Проходит неделя, и меня отпускают на один день домой. Виталик подписывает какую-то бумажку, обязуясь не оставлять меня без присмотра и на следующее утро доставить обратно в больницу. Дома я вытряхиваю запасы вязальных ниток из шкафа на пол, долго в них роюсь, нахожу нужное, остальное заталкиваю обратно в шкаф. Включаю компьютер. Достаю вязальную машину и включаю ее в розетку. Виталик курит на балконе, время от времени поглядывая на меня.
- Езжай домой, - говорю я. - Я в полном порядке. Мне нужно несколько часов для себя. Я позвоню тебе, если что, но обещаю, со мной ничего не случится.
- Ты нормально себя чувствуешь? - спрашивает он, подходит близко. Смазливая мордашка наклоняется ко мне и смотрит без улыбки, целует в переносицу. - Мне сказали не оставлять тебя одну.
- Они хотят перестраховаться. Все не так плохо на самом деле. Я в полном порядке.
Он идет на балкон, тушит сигарету в пепельнице и возвращается.
- Мне действительно нужно кое-куда съездить. Я не буду долго. Если что, я на телефоне.
Я киваю. За ним закрывается дверь.
За эскизами я не замечаю, как проходит время. Заправляю нитки в машинку, и в глазах покачивается едва уловимая рябь. Пытаюсь еще раз, нитка не лезет, перед глазами все плывет. Дохожу до ванной, открываю кран и выплескиваю полные пригоршни воды себе в лицо. Щеки горят. Я не обратила внимания, как у меня поднялась температура. Пищит телефон.

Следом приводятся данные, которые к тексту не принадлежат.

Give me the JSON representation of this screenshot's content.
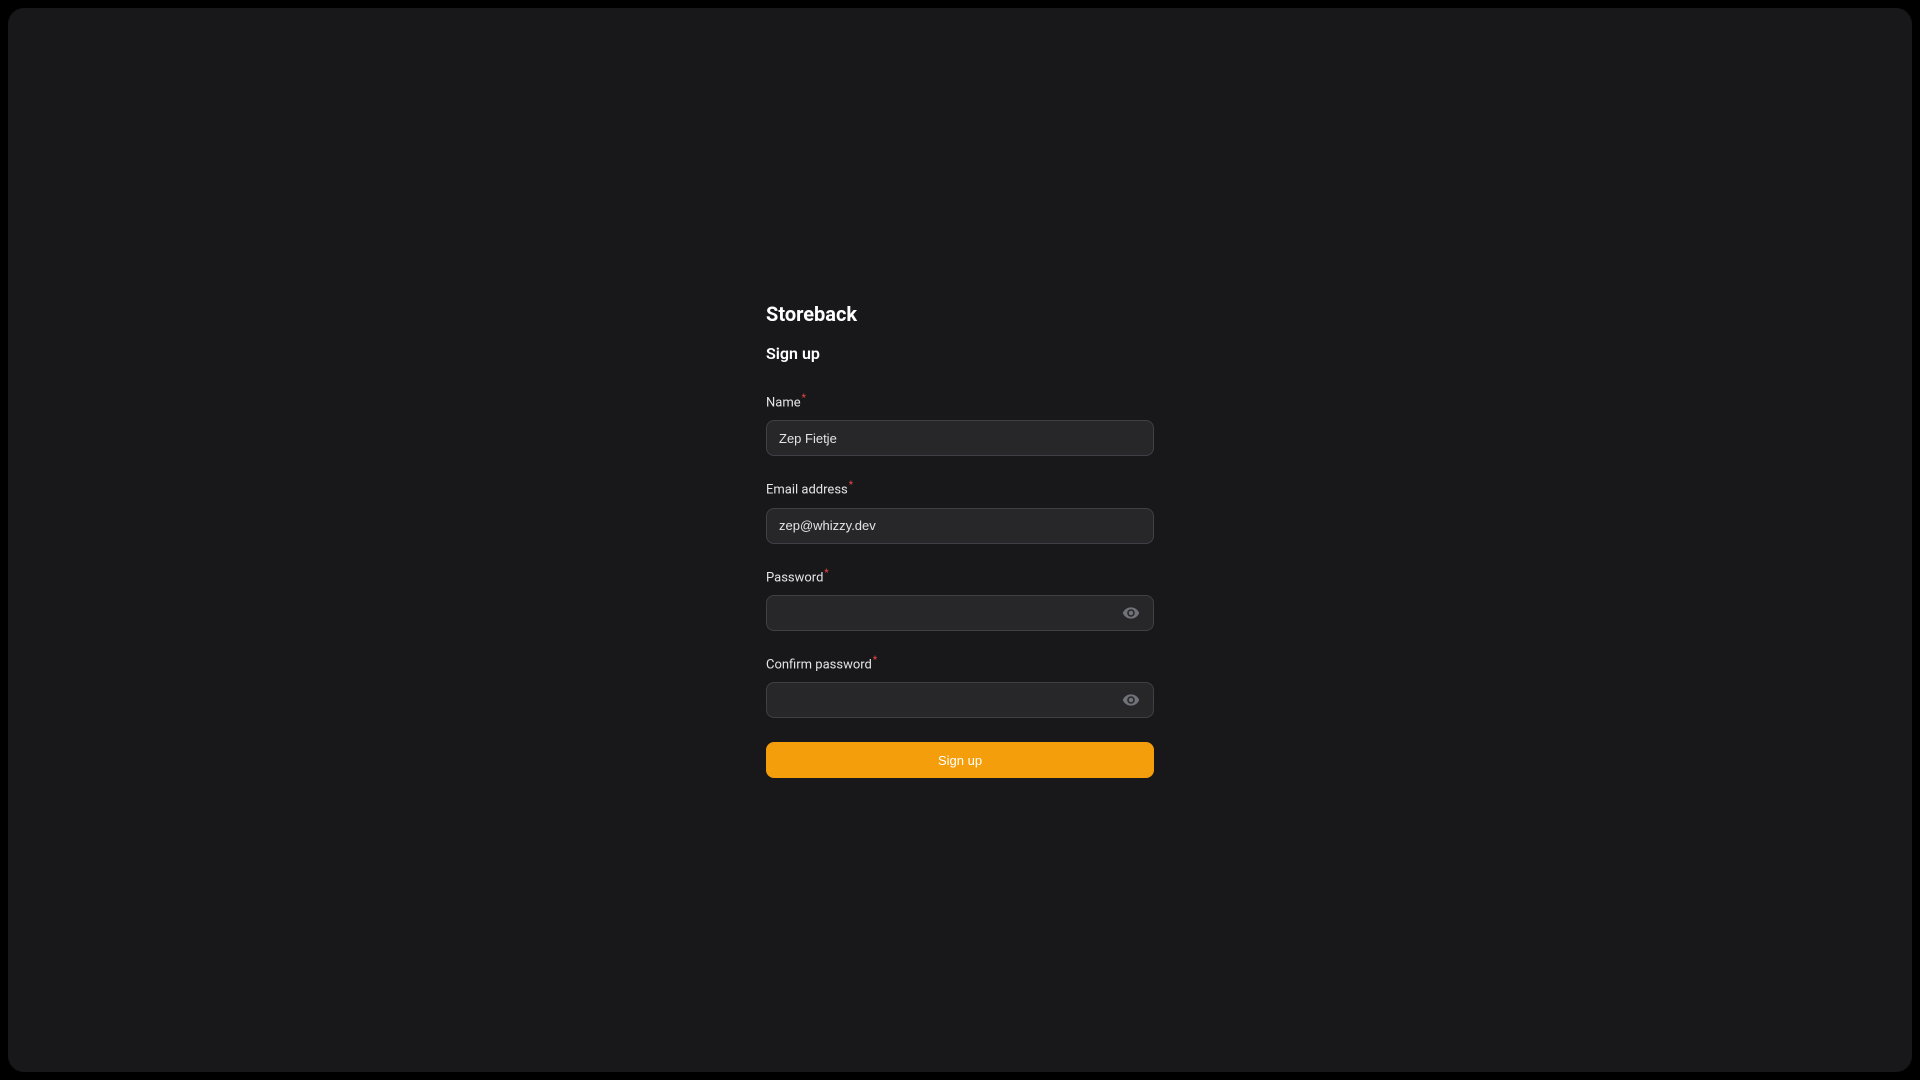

Если это Виталик, попрошу чтобы сегодня не приезжал. Я совсем ничего не успела. Вместо коридора вижу круги: зеленые, розовые, синие. Как калейдоскоп. Глупо махаю руками перед глазами, круги не исчезают. Иду ладонями по стенке в салон.
Телефон пищит все настойчивее. Хватаю его и чуть не теряю сознание, услышав твой голос.
- Привет, - говоришь ты как ни в чем не бывало. - Я билеты купил на Стинга, пойдем в субботу?
Я молчу. Сижу в копне ниток для вязания и размазываю рукой по щекам непонятно откуда взявшиеся слёзы. И не могу ничего ответить.
- Тебе еще не надоело играть в эти глупости? Я соскучился, я не могу без тебя!!! - твой голос волновался. - Альбина, выходи за меня замуж. Слышишь? И хватит фигней заниматься.
Сижу в копне ниток и плачу. Мне трудно говорить, хоть я еще и не пыталась. Так хочется наговорить тебе много ласковых слов, но нет слов, нет голоса, в глотке спазмы, сглатываю комок и снова реву.
- Маленькая девочка, ты напилась? Ты плачешь?
В глазах темнеет. Жара стучит у меня в висках, а я по-прежнему не могу сказать ни слова.
- Ты выйдешь за меня замуж?
- Нет. - Пугаюсь своего хриплого голоса и сворачиваюсь в гусеницу на полу. Неужели я это говорю? Я, я ведь хочу этого больше всего на свете! Пытаюсь что-то прохрипеть. Душат слезы.
- Не плачь, я сейчас приеду за тобой и больше никогда не позволю делать глупости!..
- Нет. Нееет, нет, нет.
Нужно дойти до ванной, плеснуть в лицо воды. Нужно дойти до ванной.
В голове шум. Что-то упало на пол. Ничего не вижу, твоего голоса больше не слышно, должно быть, упал мобильный.
Нужно дойти.
Круги вернулись. Красный, розовый, оранжевый. Это в окно моей студии таращится яркое закатное солнце.